India exports defence equipment to more than 84 countries
At present, India is exporting defence items to more than 84 countries. This information was given by Shripad Naik, the Minister of State for Defence in the Parliament. He did not disclose the names of the countries which will be receiving the defence products. The question regarding the export of defence equipment was raised by Kaushal Kishore and PP Chaudhary in the parliament. Tear Gas Launcher, Torpedo loading mechanism, weapon simulators, night vision monocular and binocular, alarm monitoring and control, lightweight torpedoes and fire control systems are he important items that are exported by India.
He told that special provisions were made to initiate and enhance the manufacturing and development of defence equipment in the country. The defence exports in last 6 years increased because of the reforms brought by the government and their implementations. Steps were taken to include special chemicals, organisms, material, equipment and technologies (SCOMET) in production of these items. Open General Export License (OGEL) has been notified by the government. It is a special type of export license which permits companies to export their products to specific destinations. An online portal has been developed to receive and process the export authorization permission. After consulting with the Ministry of External Affairs (MEA), the export parts and components of small arms is permitted.

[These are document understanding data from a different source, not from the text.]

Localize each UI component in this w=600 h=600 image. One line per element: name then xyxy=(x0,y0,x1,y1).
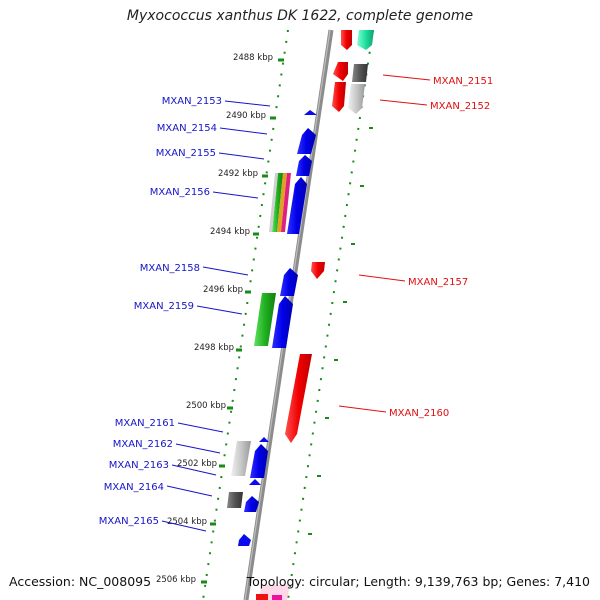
kbp-label-2490: 2490 kbp xyxy=(226,111,266,121)
page-title: Myxococcus xanthus DK 1622, complete gen… xyxy=(126,8,474,24)
gene-label-mxan-2152: MXAN_2152 xyxy=(430,101,490,112)
gene-block-mxan-2159 xyxy=(272,296,293,348)
kbp-label-2492: 2492 kbp xyxy=(218,169,258,179)
gene-block-mxan-2160 xyxy=(285,354,312,443)
kbp-label-2496: 2496 kbp xyxy=(203,285,243,295)
gene-label-mxan-2151: MXAN_2151 xyxy=(433,76,493,87)
kbp-label-2500: 2500 kbp xyxy=(186,401,226,411)
gene-block-mxan-2164 xyxy=(244,496,259,512)
gene-block-mxan-2163 xyxy=(249,479,261,485)
genome-summary: Topology: circular; Length: 9,139,763 bp… xyxy=(246,574,590,589)
plus-strand-genes xyxy=(256,30,374,600)
gene-label-mxan-2162: MXAN_2162 xyxy=(113,439,173,450)
gene-block-mxan-2165 xyxy=(238,534,251,546)
gene-block-mxan-2162 xyxy=(250,444,268,478)
gene-block-top-teal xyxy=(357,30,374,50)
gene-block-mxan-2156 xyxy=(287,177,307,234)
kbp-label-2488: 2488 kbp xyxy=(233,53,273,63)
kbp-label-2502: 2502 kbp xyxy=(177,459,217,469)
gene-label-mxan-2160: MXAN_2160 xyxy=(389,408,449,419)
accession-label: Accession: NC_008095 xyxy=(9,574,152,589)
gene-label-mxan-2164: MXAN_2164 xyxy=(104,482,164,493)
gene-block-mxan-2157 xyxy=(311,262,325,279)
gene-block-mxan-2154 xyxy=(297,128,316,154)
minus-strand-genes xyxy=(227,110,317,546)
kbp-label-2498: 2498 kbp xyxy=(194,343,234,353)
kbp-label-2494: 2494 kbp xyxy=(210,227,250,237)
kbp-label-2504: 2504 kbp xyxy=(167,517,207,527)
minor-ticks-right xyxy=(308,127,373,535)
gene-block-mxan-2153 xyxy=(304,110,317,115)
gene-label-mxan-2157: MXAN_2157 xyxy=(408,277,468,288)
gene-label-mxan-2159: MXAN_2159 xyxy=(134,301,194,312)
gene-label-mxan-2153: MXAN_2153 xyxy=(162,96,222,107)
gene-label-mxan-2158: MXAN_2158 xyxy=(140,263,200,274)
gene-label-mxan-2165: MXAN_2165 xyxy=(99,516,159,527)
gene-block-top-red xyxy=(341,30,352,50)
gene-label-mxan-2156: MXAN_2156 xyxy=(150,187,210,198)
gene-block-mxan-2152 xyxy=(332,82,346,112)
gene-label-mxan-2163: MXAN_2163 xyxy=(109,460,169,471)
scale-axis: 2488 kbp 2490 kbp 2492 kbp 2494 kbp 2496… xyxy=(156,53,284,585)
gene-block-mxan-2151 xyxy=(333,62,348,81)
gene-block-mxan-2161 xyxy=(259,437,269,442)
gene-label-mxan-2154: MXAN_2154 xyxy=(157,123,217,134)
gene-block-mxan-2155 xyxy=(296,155,312,176)
gene-block-mxan-2158 xyxy=(280,268,298,296)
gene-label-mxan-2161: MXAN_2161 xyxy=(115,418,175,429)
kbp-label-2506: 2506 kbp xyxy=(156,575,196,585)
gene-label-mxan-2155: MXAN_2155 xyxy=(156,148,216,159)
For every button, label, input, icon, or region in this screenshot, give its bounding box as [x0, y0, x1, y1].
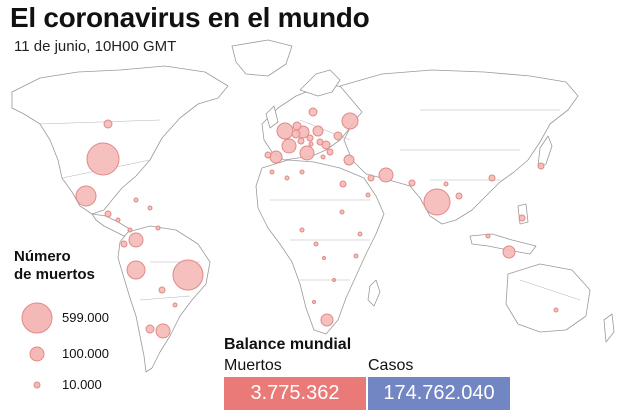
bubble-algeria [284, 175, 290, 181]
bubble-spain [269, 150, 283, 164]
page-title: El coronavirus en el mundo [10, 2, 370, 33]
bubble-switzerland [297, 137, 305, 145]
bubble-uk [276, 122, 294, 140]
legend-title-line2: de muertos [14, 266, 95, 283]
bubble-hungary [316, 138, 324, 146]
japan-landmass [537, 135, 553, 167]
bubble-brazil [172, 259, 204, 291]
bubble-austria [308, 141, 314, 147]
bubble-tunisia [299, 169, 305, 175]
bubble-panama [127, 227, 133, 233]
bubble-sweden [308, 107, 318, 117]
cases-value-box: 174.762.040 [368, 377, 510, 410]
bubble-sudan [339, 209, 345, 215]
bubble-iraq [367, 174, 375, 182]
south-america-landmass [117, 225, 211, 373]
indonesia-landmass [469, 233, 537, 255]
bubble-nigeria [299, 227, 305, 233]
bubble-cuba [133, 197, 139, 203]
bubble-canada [103, 119, 113, 129]
bubble-iran [378, 167, 394, 183]
australia-landmass [505, 263, 591, 333]
bubble-poland [312, 125, 324, 137]
bubble-morocco [269, 169, 275, 175]
bubble-saudi [365, 192, 371, 198]
bubble-dominican [147, 205, 153, 211]
page-subtitle: 11 de junio, 10H00 GMT [14, 38, 177, 55]
bubble-kenya [353, 253, 359, 259]
bubble-colombia [128, 232, 144, 248]
bubble-ukraine [333, 131, 343, 141]
bubble-nepal [443, 181, 449, 187]
uk-landmass [265, 105, 279, 129]
bubble-cameroon [313, 241, 319, 247]
balance-title: Balance mundial [224, 336, 352, 353]
bubble-romania [321, 140, 331, 150]
bubble-malaysia [485, 233, 491, 239]
legend-bubble-small [33, 381, 41, 389]
legend-title-line1: Número [14, 248, 71, 265]
north-america-landmass [11, 65, 229, 215]
deaths-value: 3.775.362 [250, 382, 340, 404]
new-zealand-landmass [603, 313, 615, 343]
bubble-ecuador [120, 240, 128, 248]
bubble-france [281, 138, 297, 154]
bubble-congo [322, 256, 326, 260]
bubble-usa [86, 142, 120, 176]
legend-label-medium: 100.000 [62, 346, 109, 361]
bubble-peru [126, 260, 146, 280]
bubble-russia [341, 112, 359, 130]
asia-landmass [339, 69, 579, 225]
bubble-egypt [339, 180, 347, 188]
deaths-label: Muertos [224, 357, 282, 374]
greenland-landmass [231, 39, 293, 77]
bubble-honduras [115, 217, 121, 223]
bubble-china [488, 174, 496, 182]
bubble-australia [553, 307, 559, 313]
bubble-bulgaria [326, 148, 334, 156]
deaths-value-box: 3.775.362 [224, 377, 366, 410]
bubble-argentina [155, 323, 171, 339]
bubble-italy [299, 145, 315, 161]
bubble-pakistan [408, 179, 416, 187]
bubble-czech [306, 134, 314, 142]
bubble-turkey [343, 154, 355, 166]
bubble-netherlands [292, 121, 302, 131]
cases-label: Casos [368, 357, 414, 374]
bubble-mexico [75, 185, 97, 207]
madagascar-landmass [367, 279, 381, 307]
legend-title: Número de muertos [14, 248, 95, 284]
bubble-greece [320, 154, 326, 160]
legend-label-small: 10.000 [62, 377, 102, 392]
bubble-zambia [332, 278, 336, 282]
bubble-belgium [291, 129, 301, 139]
cases-value: 174.762.040 [383, 382, 495, 404]
scandinavia-landmass [299, 69, 341, 97]
bubble-indonesia [502, 245, 516, 259]
legend-bubble-medium [29, 346, 45, 362]
bubble-bolivia [158, 286, 166, 294]
bubble-guatemala [104, 210, 112, 218]
bubble-bangladesh [455, 192, 463, 200]
bubble-ethiopia [357, 231, 363, 237]
bubble-philippines [518, 214, 526, 222]
bubble-namibia [312, 300, 316, 304]
bubble-japan [537, 162, 545, 170]
bubble-south-africa [320, 313, 334, 327]
bubble-india [423, 188, 451, 216]
bubble-paraguay [172, 302, 178, 308]
bubble-venezuela [155, 225, 161, 231]
bubble-chile [145, 324, 155, 334]
bubble-portugal [264, 151, 272, 159]
africa-landmass [255, 159, 385, 335]
legend-label-large: 599.000 [62, 310, 109, 325]
legend-bubble-large [21, 302, 53, 334]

India’s 2nd Nuclear Submarine to be commissioned in 2021
INS Arighat, India’s second nuclear powered ballistic missile submarine will be commissioned this year. It was scheduled to be commissioned last year, but the plan was postponed because of the Covid-19 pandemic. The final stages of sea trials are being conducted before its official induction. India has only one SSNB in service, INS Arihant.
INS Arighat consists of 4 missile launch tubes which can carry 12 K-15 Submarine Launched Ballistic Missile (SLBMs). 4 K-4 SLBMs can also be integrated with it. K-15 can hit targets up to a range of 750 kms, and has been inducted, while K-4 has the target range of 3,500 kms. The development trials of K-4 have completed, and it will be soon inducted to the service. Two SSBNs, currently named as S4 and S4*, are still in development stages and will be assembled soon at the Ship Building Centre, Vishakhapatnam. They both can carry 8 K-4 SLBMs and will be better armed than INS Arihant and Arighat.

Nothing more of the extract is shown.